Filing bankruptcy has significant ramifications, and one that often slips under a parent’s radar is the effect bankruptcy will have on the 529 qualified tuition program they have been diligently contributing to for the last several years. As a parent myself, I want to do the best I can to ensure that my daughters receive the absolute best education possible, and with tuition costs outpacing inflation by an astronomical rate, there is no telling how much a four-year degree will cost our family. That’s why we, and many other parents, have been contributing a portion of our income to a tax-advantaged college savings plan. Unlike your 401k retirement plan; however, a 529 savings plan is not offered the same protections under the bankruptcy code.
What is a 529 Plan
A “529” college savings plan is aptly named for the tax code section creating it. The benefit of a 529 plan is that deposits grow tax-free and any withdrawals spent on education related expenses such as tuition and books are tax-free as well. There are, of course, heavy penalties for withdrawing funds to pay off creditors or take an Alaskan cruise with the family.
529 Plans in Bankruptcy
529 college savings plans are offered a certain level of protection under the bankruptcy code; however, unlike your retirement accounts, your kids’ 529 accounts are not completely sheltered from your creditors. You see, under the bankruptcy code, all property of the debtor as of the filing of the petition date becomes property of the bankruptcy estate. This is a separate entity controlled by the trustee assigned to your case. The trustee’s job is to seize and liquidate all your non-exempt assets for the benefit of your unsecured creditors. Under Georgia law, certain property, such as $10,000 of equity in your house, virtually all your retirement savings in a 401k or IRA, certain dollar amounts in household goods, etc., can be claimed as exempt from liquidation by the trustee. Non-exempt assets are the property left over after you have claimed all your exemptions under either federal or state law, depending on where you are filing bankruptcy. In addition to exempt assets, the trustee cannot liquidate assets that are not property of the estate, which includes certain funds contributed to a 529 savings plan. Here’s the run-down of what every parent should know about 529 plans in bankruptcy:
- All funds contributed to a 529 savings plan within 1 year prior to the bankruptcy filing are deemed property of the estate and are therefore capable of being liquidated by the trustee. So ANY money you have contributed in the year before you file will be seized by the trustee, unless you have an available exemption to shelter it.
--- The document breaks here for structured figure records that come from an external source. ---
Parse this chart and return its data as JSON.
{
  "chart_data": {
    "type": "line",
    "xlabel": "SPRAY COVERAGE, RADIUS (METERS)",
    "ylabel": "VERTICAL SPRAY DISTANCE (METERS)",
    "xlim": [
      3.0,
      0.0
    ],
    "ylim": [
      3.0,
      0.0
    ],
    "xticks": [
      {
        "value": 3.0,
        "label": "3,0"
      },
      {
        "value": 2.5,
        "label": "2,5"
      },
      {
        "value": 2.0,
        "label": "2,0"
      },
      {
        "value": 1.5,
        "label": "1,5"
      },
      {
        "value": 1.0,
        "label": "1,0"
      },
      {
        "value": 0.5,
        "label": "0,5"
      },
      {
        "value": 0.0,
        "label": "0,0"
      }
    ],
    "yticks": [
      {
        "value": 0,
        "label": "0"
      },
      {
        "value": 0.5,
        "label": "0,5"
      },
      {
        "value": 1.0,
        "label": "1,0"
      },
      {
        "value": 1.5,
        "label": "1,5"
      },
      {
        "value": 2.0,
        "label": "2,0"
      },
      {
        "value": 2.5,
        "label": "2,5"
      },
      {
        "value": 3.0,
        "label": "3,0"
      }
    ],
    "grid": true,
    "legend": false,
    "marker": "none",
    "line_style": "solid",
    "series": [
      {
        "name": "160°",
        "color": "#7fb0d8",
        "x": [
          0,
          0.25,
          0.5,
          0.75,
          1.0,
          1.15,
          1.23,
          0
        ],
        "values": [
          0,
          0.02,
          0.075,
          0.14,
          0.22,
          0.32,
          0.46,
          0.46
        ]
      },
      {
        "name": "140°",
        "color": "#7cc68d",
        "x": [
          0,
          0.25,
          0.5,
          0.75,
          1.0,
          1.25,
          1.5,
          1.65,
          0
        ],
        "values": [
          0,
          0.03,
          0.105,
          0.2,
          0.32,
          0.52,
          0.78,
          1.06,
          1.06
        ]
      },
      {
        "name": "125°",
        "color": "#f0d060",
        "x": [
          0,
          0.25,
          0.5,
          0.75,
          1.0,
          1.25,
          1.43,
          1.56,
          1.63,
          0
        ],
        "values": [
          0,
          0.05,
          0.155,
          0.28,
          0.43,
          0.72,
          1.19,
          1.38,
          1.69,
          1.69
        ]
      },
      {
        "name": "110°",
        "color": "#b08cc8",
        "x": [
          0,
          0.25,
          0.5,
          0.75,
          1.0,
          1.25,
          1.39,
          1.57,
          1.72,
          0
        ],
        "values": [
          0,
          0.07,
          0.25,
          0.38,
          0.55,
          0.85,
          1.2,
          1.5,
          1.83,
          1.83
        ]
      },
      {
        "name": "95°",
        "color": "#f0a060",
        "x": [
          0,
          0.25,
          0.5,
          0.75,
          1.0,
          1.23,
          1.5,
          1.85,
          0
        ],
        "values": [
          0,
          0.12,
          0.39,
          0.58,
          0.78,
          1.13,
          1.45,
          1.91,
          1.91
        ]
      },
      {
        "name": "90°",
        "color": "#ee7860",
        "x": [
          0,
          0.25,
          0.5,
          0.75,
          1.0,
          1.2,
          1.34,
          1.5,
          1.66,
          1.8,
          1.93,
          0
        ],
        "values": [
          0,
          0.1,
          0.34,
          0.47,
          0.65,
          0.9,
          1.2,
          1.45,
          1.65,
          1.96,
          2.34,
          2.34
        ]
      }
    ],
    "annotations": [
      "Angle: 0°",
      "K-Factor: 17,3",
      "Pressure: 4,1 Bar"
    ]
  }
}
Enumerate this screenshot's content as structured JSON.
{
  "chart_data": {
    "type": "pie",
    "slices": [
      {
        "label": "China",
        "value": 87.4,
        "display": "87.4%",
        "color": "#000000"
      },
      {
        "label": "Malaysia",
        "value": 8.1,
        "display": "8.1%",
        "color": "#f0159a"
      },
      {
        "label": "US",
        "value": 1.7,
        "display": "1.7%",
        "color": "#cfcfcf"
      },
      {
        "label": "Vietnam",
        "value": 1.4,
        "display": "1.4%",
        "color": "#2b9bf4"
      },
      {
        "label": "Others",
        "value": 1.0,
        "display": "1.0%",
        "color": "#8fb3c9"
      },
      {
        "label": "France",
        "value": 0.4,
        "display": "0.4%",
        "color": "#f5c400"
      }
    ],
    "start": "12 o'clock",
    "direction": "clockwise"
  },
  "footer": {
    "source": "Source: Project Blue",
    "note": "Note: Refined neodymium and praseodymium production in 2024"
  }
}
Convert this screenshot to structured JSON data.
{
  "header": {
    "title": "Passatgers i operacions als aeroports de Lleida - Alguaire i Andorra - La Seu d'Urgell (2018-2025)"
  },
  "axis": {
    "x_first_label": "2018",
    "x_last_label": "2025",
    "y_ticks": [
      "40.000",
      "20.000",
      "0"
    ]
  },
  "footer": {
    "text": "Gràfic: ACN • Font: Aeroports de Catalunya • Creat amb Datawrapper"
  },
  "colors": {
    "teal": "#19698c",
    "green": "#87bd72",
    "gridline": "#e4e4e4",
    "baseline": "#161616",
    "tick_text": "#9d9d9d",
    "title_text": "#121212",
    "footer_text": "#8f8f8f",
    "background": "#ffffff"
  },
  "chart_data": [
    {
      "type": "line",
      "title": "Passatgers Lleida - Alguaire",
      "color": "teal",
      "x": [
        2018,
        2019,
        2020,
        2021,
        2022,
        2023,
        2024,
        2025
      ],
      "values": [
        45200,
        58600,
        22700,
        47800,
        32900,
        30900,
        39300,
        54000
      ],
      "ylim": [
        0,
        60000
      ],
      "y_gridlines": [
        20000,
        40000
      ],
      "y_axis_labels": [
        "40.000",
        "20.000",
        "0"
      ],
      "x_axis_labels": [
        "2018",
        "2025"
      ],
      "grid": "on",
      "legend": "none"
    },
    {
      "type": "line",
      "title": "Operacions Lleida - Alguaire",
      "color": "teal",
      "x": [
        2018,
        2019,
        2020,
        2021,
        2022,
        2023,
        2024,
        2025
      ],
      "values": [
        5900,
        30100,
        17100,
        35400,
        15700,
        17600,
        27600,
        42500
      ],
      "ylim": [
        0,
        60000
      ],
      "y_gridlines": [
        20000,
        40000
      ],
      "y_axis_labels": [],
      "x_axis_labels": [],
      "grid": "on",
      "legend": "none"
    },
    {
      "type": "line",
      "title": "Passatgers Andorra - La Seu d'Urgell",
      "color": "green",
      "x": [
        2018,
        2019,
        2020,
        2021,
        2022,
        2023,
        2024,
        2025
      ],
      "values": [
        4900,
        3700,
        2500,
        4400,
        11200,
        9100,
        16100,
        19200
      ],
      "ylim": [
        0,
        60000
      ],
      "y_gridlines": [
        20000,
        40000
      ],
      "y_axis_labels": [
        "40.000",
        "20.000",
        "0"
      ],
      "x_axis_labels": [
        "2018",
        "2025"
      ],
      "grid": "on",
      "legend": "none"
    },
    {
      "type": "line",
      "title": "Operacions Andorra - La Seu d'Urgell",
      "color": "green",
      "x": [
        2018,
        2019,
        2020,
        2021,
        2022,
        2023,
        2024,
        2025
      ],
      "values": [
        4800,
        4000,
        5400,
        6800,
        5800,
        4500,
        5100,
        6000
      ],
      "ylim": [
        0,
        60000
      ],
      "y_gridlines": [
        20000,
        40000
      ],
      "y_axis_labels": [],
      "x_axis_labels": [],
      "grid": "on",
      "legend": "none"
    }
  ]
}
- Funds contributed to a 529 savings plan more than 1 year but less than 2 years prior to the bankruptcy filing date are exempt up to $5,000. What this means is that if you contributed $10,000 to your kids’ college savings plan 400 days prior to your petition date, only $5,000 of that money would be safe from your creditors.
- For funds contributed more than 2 years prior to the date of your bankruptcy filing, an amount that is equal to your state’s maximum contribution limit per beneficiary will be excluded from the bankruptcy estate. To illustrate, in Georgia, if you contributed $100,000 to the Georgia Higher Education Savings Plan (GHESP) more than 2 years prior to your bankruptcy, that entire amount would be safe from creditors because Georgia’s cumulative contribution limit of $285,000 per beneficiary. Any amount over $285,000 would not be safe. Other states have varying contribution limits, so if you are worried about your kid’s college funds in your bankruptcy, please consult a local bankruptcy attorney to assist you in making the right decision.
As more food for thought, funds contributed to a 529 savings plan will only be protected if the beneficiary is your child, step-child, grandchild, or step-grandcihld. No saving grace if the funds were contributed for your brother, sister, niece, or nephew.